The Surreal Cinema programme shows two St Petersburg premières. Sorry We Missed You by Ken Loach, a classic of British social realism. Film critic Yegor Belikov writes, “Sorry We Missed You might seem mockingly simple: two parents go to work, return home and raise their children, repeated many times per week (the dad has only one day off, both are very busy, so the children get out of hand). And yet it is captivating: you sit and worry for them, how will they survive, these blue collars.” It will be followed by I Was at Home, But by Angela Schanelec, one of the main authors of the Berlin school of filmmaking. Film critic Nikita Smirnov writes, “Angela Schanelec’s films look into children, adults and animals and either compare their situations (an attentive viewer will find similarities), or the ways of existing on screen. In order to do this, Schanelec exposes her own direction by compiling a film not just from what is evident, but from absences and omissions, by leaving for herself only a static camera, and for her characters – a minimum of lines and gestures in which actors can find refuge from her unwavering gaze.”

The Collapse of Socialism will show Material by Thomas Heise. Curator Katerina Beloglazova talks about the film. “Thomas Heise’s Material (2009) is a monumental 3-hour-long record of the events of autumn of 1989, images that he personally shot with a Betacam and that are followed by his other videos and deliberations on the history of Germany up to 2008. It is one of the most detailed records of the transit from East to West Germany.”

The Chantal Akerman retrospective will show News from Home, an experimental attempt of the European director to reconstruct her life in New York of the early 1970s, but five years later. According to Dennis Lim, a film expert and director of programming at the Lincoln Center, this film is “a brilliant experiment in self-portraiture and sound-image relationships that both derive their power from paradox… conjuring an indelible sense of both place and displacement.”

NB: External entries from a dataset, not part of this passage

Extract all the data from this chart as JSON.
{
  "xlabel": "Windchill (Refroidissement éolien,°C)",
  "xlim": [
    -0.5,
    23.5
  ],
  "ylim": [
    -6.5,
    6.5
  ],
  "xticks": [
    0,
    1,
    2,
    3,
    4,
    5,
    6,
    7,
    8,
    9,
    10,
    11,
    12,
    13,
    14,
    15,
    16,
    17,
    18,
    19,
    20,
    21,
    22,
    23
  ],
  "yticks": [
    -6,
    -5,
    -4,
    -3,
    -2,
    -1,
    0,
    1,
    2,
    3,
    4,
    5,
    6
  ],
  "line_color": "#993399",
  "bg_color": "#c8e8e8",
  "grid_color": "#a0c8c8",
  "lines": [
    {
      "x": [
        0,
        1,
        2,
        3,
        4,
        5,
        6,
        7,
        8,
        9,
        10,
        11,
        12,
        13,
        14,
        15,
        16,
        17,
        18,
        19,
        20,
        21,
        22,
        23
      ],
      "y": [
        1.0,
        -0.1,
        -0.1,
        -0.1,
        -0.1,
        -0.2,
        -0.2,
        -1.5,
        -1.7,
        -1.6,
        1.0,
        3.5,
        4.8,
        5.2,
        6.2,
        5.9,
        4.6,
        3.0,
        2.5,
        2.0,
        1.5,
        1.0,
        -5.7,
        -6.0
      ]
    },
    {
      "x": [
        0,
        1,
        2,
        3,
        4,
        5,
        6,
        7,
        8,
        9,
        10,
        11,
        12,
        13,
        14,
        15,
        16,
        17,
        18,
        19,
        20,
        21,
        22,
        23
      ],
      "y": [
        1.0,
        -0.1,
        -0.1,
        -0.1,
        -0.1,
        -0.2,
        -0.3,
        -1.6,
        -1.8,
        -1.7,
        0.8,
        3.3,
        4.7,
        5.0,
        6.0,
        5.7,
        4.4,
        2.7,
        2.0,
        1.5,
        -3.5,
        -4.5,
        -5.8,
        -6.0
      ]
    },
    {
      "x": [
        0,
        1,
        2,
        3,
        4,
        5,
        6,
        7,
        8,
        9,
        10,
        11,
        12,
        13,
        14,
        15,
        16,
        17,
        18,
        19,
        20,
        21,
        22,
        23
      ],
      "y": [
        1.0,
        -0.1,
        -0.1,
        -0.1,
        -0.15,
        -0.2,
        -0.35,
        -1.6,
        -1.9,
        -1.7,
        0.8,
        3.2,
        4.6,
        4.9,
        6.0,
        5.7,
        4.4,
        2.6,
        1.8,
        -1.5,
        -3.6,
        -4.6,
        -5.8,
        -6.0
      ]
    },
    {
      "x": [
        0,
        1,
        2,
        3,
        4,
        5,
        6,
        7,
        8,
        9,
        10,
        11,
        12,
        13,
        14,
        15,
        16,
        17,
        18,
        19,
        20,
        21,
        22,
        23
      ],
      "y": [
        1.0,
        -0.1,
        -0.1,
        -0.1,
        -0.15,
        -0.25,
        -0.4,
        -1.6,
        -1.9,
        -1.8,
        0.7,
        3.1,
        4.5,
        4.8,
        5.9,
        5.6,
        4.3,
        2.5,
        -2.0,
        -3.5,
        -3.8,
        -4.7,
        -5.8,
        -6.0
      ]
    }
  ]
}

Lendok Open Film Studio will host an event by B2B Doc, an informal collective of documentalists from the Baltic to the Black Sea. B2B Doc is a co-production platform for filmmakers living and working between the Baltic Sea in the North and the Black Sea in the South. European film producers’ workshop will start at 9 a.m. (registration required). Discussion topics include: how to enter the international market with your project, what potential does a local story have, whete to look for financing and what tools help achieving your goals. After the workshop there will be an open pitching of projects, at the end of which experts will provide their feedback to filmmakers and might select some of them for further participation in B2B Doc’s events.

In the evening, St Petersburg School of New Cinema will host a workshop by a Dutch video artist and director Pim Zwier.